On Sep. 23, the Nevada Board of Wildlife Commissioners voted 6-1 to ban the commercial collection of reptiles in Nevada. After Jan. 1, 2018, the state will no longer allow the unrestricted take of reptiles for private profit.
As noted in a presentation to the board by Jason Jones, the herpetologist for the Wildlife Diversity Division of the Nevada Department of Wildlife, there have been population declines in the top eight species of reptiles collected, including the chuckwalla (Sauromalus ater) and desert-horned lizard (Phrynosoma platyrhinos). These eight species make up 98% of the reptiles collected by commercial collectors. Over the last 30 years, commercial collectors have reported removing more than 420,000 reptiles from Nevada.
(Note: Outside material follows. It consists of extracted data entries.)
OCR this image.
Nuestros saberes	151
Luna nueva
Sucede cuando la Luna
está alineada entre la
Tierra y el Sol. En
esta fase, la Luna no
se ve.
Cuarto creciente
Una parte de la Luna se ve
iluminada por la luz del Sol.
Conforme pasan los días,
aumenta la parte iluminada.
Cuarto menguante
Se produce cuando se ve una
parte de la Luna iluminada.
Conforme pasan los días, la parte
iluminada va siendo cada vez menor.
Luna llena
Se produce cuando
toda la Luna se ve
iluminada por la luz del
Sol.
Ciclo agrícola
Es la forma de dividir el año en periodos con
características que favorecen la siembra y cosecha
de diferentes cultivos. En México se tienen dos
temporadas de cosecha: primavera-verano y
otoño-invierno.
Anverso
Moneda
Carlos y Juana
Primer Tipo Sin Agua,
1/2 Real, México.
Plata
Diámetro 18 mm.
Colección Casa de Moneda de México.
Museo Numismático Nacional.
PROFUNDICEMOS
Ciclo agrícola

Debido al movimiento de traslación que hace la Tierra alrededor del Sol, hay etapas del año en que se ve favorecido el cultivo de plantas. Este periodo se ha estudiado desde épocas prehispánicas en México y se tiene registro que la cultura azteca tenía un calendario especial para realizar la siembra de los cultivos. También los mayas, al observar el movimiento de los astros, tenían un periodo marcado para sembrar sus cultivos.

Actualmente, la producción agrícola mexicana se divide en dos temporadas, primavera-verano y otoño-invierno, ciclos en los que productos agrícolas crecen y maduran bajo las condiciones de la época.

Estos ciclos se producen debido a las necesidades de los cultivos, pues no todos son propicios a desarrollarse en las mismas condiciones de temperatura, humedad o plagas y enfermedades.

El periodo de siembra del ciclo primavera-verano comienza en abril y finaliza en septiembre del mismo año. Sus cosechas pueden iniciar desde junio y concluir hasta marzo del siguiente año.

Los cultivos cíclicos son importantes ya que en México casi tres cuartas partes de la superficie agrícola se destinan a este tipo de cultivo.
Nevada Department of Wildlife data suggest that reptile density may be decreasing in places that have been heavily collected from, and the impacts of collecting are spreading to previously unexploited areas.
On Sep. 21 a group of nearly 50 scientists sent a letter to the Board of Wildlife Commissioners encouraging the ban. The letter highlighted the essential role reptiles play in the desert ecosystem. “These snakes and lizards are an important part of the desert food web, consuming insects and other invertebrates while acting as prey for mid- to upper-level predators.” Globally, climate change, overexploitation, and habitat loss are leading to localized extinctions and then broader declines in reptiles populations. According to a memo from Jennifer Newmark, the Wildlife Diversity Division Administrator at the Nevada Department of Wildlife, the unlimited commercial collection of reptiles is particularly concerning for a variety of reasons including: the low dispersal ability of reptiles due to habitat and temperature constraints; the collection of reptiles year round includes reproductive time periods, which reduces reproductive output; and the collection itself is an added source of mortality to individual reptiles.
Until this ban goes into effect, Nevada will continue to be the only state in the region that allows for unrestricted take for commercial collection. Utah, Arizona, Idaho (with one exception on private land), and California all prohibit the commercial collection of reptiles in their states. New Mexico and Texas, both allow some commercial collection, but it is regulated. Nevada will continue to allow the regulated take of reptiles for hobby collecting.
Before the new regulation is permanently adopted the Nevada Board of Wildlife Commissioners will host a public workshop and second hearing. In the meantime wildlife officials have stopped issuing new permits and will not renew annual permits.